241.5 - INHABITING ANTIGONE: EXAMINING SIMONE WEIL'S IDENTIFICATION AND USE OF ANTIGONE

AUTHORS:
Casewell D. (University of Chester ~ Chester ~ United Kingdom)
Text:
The play and figure of Antigone has long occupied a unique position in philosophical investigation, with thinkers such as Aristotle, Hegel, and Kierkegaard drawing on the example of the play and the central figure herself. Simone Weil follows in this philosophical tradition, but I will argue that her engagement with Antigone is of a different quality to perhaps more famous philosophical treatments of both the text and the figure.

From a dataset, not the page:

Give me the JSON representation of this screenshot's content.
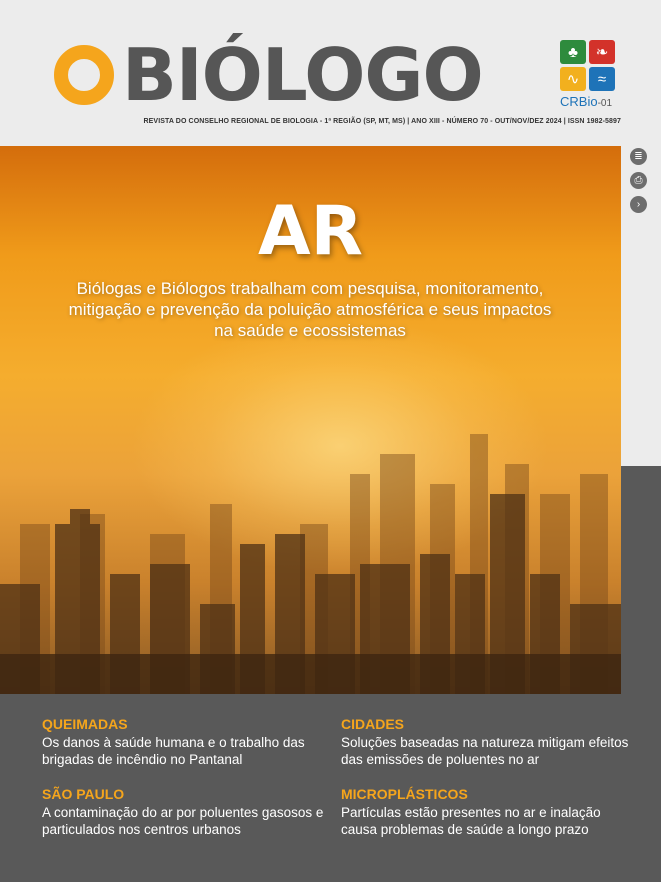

George Steiner comments that 'she identifies, even more carnally and spiritually than Hegel and Kierkegaard did, with the person and fate of Sophocles' Antigone' (Steiner 2009, 225), which chimes with Sarah Bakewell's judgement of her life as a 'profound and challenging application of Iris Murdoch's notion that a philosophy can be "inhabited"' (2016, 199). Her family labelled her Antigone due to her recklessness in pursuing what she sees as right, and she describes herself as Antigone in her letters, at one point making light of her seeking out suffering as being 'Antigone as usual'. I intend to explore, through her deep, personal engagement and identification with the figure of Antigone, how Weil provides us with a unique moral and philosophical reading of the figure. I will explore how her use of Antigone is an example of an inhabited philosophy where one lives into a historical example: as both a statement on the society and as an exemplar. In particular, I wish to focus on her use of madness and the eternal law as key to how she understands herself as an Antigone figure. The madness that she sees as essential for her morality speaks further to her status as an outsider, and how she uses her moral demands to maintain her marginal status. Having explored how Weil preserves marginality and difference, I end with a reflection on what, if anything, we are to take from her use of Antigone, and her emphasis on madness as key to morality.